以州为基地的邻国RL勘探 (Neighboring state-based RL Exploration) - 专知论文

会员服务 ·

0

DQN · 离散化 · Better · 回合 · Agent ·

2023 年 2 月 5 日

Neighboring state-based RL Exploration

翻译：以州为基地的邻国RL勘探

Jeffery Cheng,Kevin Li,Justin Lin,Pedro Pachuca

Reinforcement Learning is a powerful tool to model decision-making processes. However, it relies on an exploration-exploitation trade-off that remains an open challenge for many tasks. In this work, we study neighboring state-based, model-free exploration led by the intuition that, for an early-stage agent, considering actions derived from a bounded region of nearby states may lead to better actions when exploring.
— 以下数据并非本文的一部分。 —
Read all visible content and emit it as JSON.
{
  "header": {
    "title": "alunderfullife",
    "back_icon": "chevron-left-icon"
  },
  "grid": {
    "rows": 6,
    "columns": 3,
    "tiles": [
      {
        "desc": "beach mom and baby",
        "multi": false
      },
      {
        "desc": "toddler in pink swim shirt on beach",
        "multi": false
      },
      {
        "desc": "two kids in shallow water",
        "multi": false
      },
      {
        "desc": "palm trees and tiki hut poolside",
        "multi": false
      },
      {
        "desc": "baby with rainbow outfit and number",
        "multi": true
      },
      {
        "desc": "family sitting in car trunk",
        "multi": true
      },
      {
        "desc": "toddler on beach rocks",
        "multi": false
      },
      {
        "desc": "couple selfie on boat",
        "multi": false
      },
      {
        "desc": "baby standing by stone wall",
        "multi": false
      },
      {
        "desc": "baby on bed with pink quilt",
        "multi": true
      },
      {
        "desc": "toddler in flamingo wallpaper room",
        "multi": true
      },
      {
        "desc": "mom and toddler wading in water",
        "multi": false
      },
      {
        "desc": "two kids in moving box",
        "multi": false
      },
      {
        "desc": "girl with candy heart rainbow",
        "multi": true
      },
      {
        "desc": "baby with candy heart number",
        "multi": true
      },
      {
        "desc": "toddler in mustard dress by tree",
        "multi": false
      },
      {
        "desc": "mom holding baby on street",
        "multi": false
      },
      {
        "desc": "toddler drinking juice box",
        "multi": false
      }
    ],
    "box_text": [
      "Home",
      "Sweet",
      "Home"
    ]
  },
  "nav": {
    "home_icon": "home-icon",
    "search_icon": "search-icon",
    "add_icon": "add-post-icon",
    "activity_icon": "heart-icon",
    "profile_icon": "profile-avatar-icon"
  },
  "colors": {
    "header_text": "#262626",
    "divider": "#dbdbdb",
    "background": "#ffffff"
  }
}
We propose two algorithms that choose exploratory actions based on a survey of nearby states, and find that one of our methods, ${\rho}$-explore, consistently outperforms the Double DQN baseline in an discrete environment by 49\% in terms of Eval Reward Return.
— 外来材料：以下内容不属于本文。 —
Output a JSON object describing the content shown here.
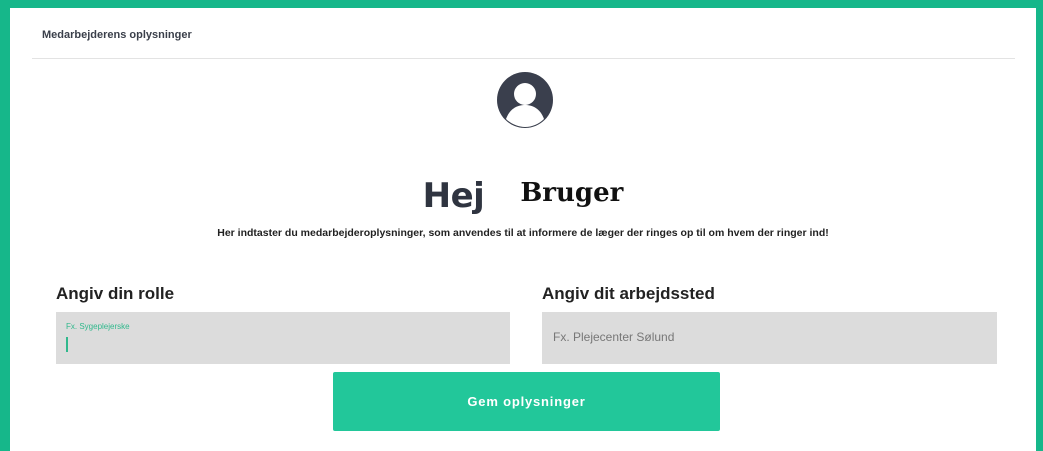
{
  "panel": {
    "title": "Medarbejderens oplysninger"
  },
  "greeting": {
    "hello": "Hej",
    "name": "Bruger"
  },
  "intro": "Her indtaster du medarbejderoplysninger, som anvendes til at informere de læger der ringes op til om hvem der ringer ind!",
  "fields": {
    "role": {
      "label": "Angiv din rolle",
      "placeholder": "Fx. Sygeplejerske",
      "value": ""
    },
    "workplace": {
      "label": "Angiv dit arbejdssted",
      "placeholder": "Fx. Plejecenter Sølund",
      "value": ""
    }
  },
  "save_button": "Gem oplysninger",
  "icons": {
    "avatar": "user-avatar-icon"
  },
  "colors": {
    "accent": "#22c79a",
    "frame": "#16b78a",
    "input_bg": "#dcdcdc",
    "avatar": "#3a3f4d"
  }
}
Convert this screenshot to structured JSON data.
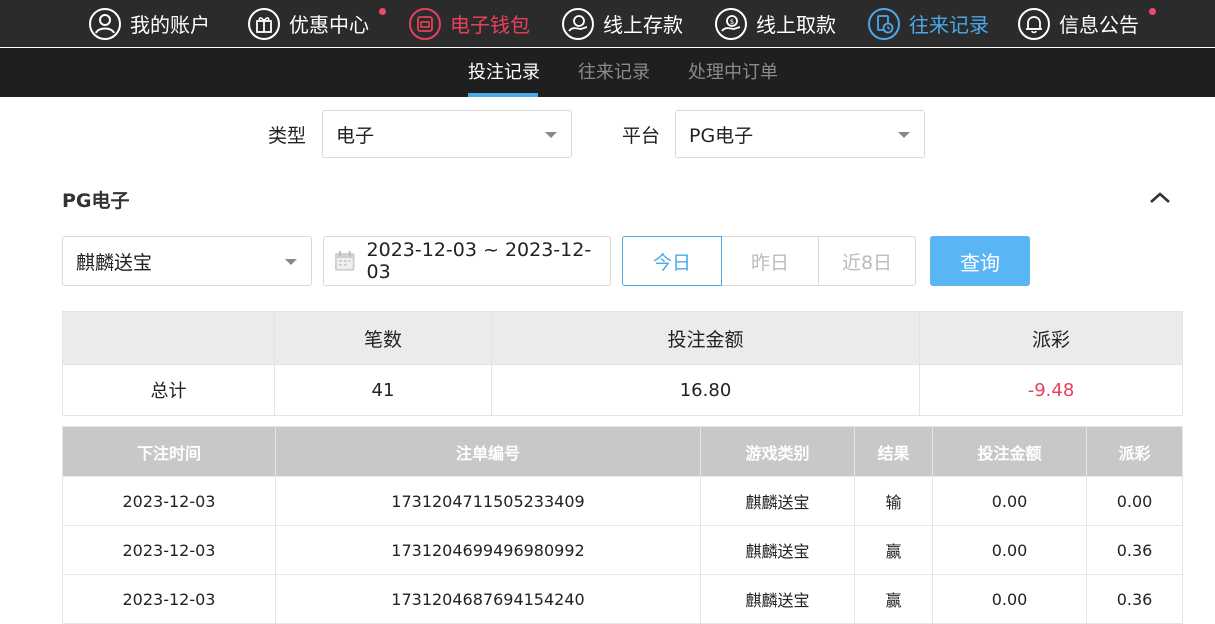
{
  "nav": {
    "items": [
      {
        "label": "我的账户",
        "icon": "user-icon"
      },
      {
        "label": "优惠中心",
        "icon": "gift-icon",
        "badge": true
      },
      {
        "label": "电子钱包",
        "icon": "wallet-icon"
      },
      {
        "label": "线上存款",
        "icon": "deposit-icon"
      },
      {
        "label": "线上取款",
        "icon": "withdraw-icon"
      },
      {
        "label": "往来记录",
        "icon": "records-icon"
      },
      {
        "label": "信息公告",
        "icon": "bell-icon",
        "badge": true
      }
    ],
    "colors": {
      "active_red": "#e8405a",
      "active_blue": "#4aa9ec",
      "badge": "#f04a6b"
    }
  },
  "subnav": {
    "tabs": [
      "投注记录",
      "往来记录",
      "处理中订单"
    ]
  },
  "filters": {
    "type_label": "类型",
    "type_value": "电子",
    "platform_label": "平台",
    "platform_value": "PG电子"
  },
  "section": {
    "title": "PG电子"
  },
  "query": {
    "game_value": "麒麟送宝",
    "date_range": "2023-12-03 ~ 2023-12-03",
    "quick_buttons": [
      "今日",
      "昨日",
      "近8日"
    ],
    "search_label": "查询"
  },
  "summary": {
    "headers": [
      "",
      "笔数",
      "投注金额",
      "派彩"
    ],
    "row_label": "总计",
    "count": "41",
    "bet_amount": "16.80",
    "payout": "-9.48"
  },
  "records": {
    "headers": [
      "下注时间",
      "注单编号",
      "游戏类别",
      "结果",
      "投注金额",
      "派彩"
    ],
    "rows": [
      [
        "2023-12-03",
        "1731204711505233409",
        "麒麟送宝",
        "输",
        "0.00",
        "0.00"
      ],
      [
        "2023-12-03",
        "1731204699496980992",
        "麒麟送宝",
        "赢",
        "0.00",
        "0.36"
      ],
      [
        "2023-12-03",
        "1731204687694154240",
        "麒麟送宝",
        "赢",
        "0.00",
        "0.36"
      ]
    ]
  }
}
翻译：强化学习是模拟决策进程的有力工具。但是,它依赖于勘探-开发交易,对于许多任务来说,这依然是一个公开的挑战。在这项工作中,我们研究了以早期代理人为首的、以直觉为首的以州为基础的、无模式的探索,即对于早期代理人而言,考虑来自邻近各州交界地区的行动可能会在探索时导致更好的行动。我们提出了两种算法,根据对邻近各州的调查选择探索行动,并发现我们的方法之一,即$_rho}-exlore,在Evalward Return Return 方面,持续超过在离散环境中的双QN基线49 。

0

相关内容

DQN

【硬核书】深度强化学习实践手册：应用现代RL方法，包括深度Q网络、值迭代、策略梯度、TRPO、AlphaGo等，547页pdf

【硬核书】深度强化学习实践手册：应用现代RL方法，包括深度Q网络、值迭代、策略梯度、TRPO、AlphaGo等，547页pdf

专知会员服务

79+阅读 · 2022年12月11日

Linux导论，Introduction to Linux，96页ppt

Linux导论，Introduction to Linux，96页ppt

专知会员服务

81+阅读 · 2020年7月26日

史上最全！358篇机器学习&自然语言处理综述论文！都这儿了

专知会员服务

129+阅读 · 2020年7月18日

【强化学习论文推荐集合】2019年必读的10篇TOP强化学习论文，My Top 10 Deep RL Papers of 2019

【强化学习论文推荐集合】2019年必读的10篇TOP强化学习论文，My Top 10 Deep RL Papers of 2019

专知会员服务

42+阅读 · 2020年1月15日

Auto-Sizing the Transformer Network: Improving Speed, Efficiency, and Performance for Low-Resource Machine Translation

Auto-Sizing the Transformer Network: Improving Speed, Efficiency, and Performance for Low-Resource Machine Translation

专知会员服务

49+阅读 · 2019年10月17日

Deep Learning Based Detection and Correction of Cardiac MR Motion Artefacts During Reconstruction for High-Quality Segmentation

Deep Learning Based Detection and Correction of Cardiac MR Motion Artefacts During Reconstruction for High-Quality Segmentation

专知会员服务

59+阅读 · 2019年10月17日

强化学习最新教程，17页pdf

强化学习最新教程，17页pdf

专知会员服务

182+阅读 · 2019年10月11日

机器学习入门的经验与建议

机器学习入门的经验与建议

专知会员服务

94+阅读 · 2019年10月10日

【人工智能在2019：一年回顾】反人工智能，AI in 2019: A Year in Review

【人工智能在2019：一年回顾】反人工智能，AI in 2019: A Year in Review

专知会员服务

79+阅读 · 2019年10月10日

TensorFlow 2.0 学习资源汇总

TensorFlow 2.0 学习资源汇总

专知会员服务

67+阅读 · 2019年10月9日

VCIP 2022 Call for Demos

VCIP 2022 Call for Demos

CCF多媒体专委会

1+阅读 · 2022年6月6日

【新书发布】原作者MarcG.Bellemare发布315页分布强化学习书籍(DistributionalRL)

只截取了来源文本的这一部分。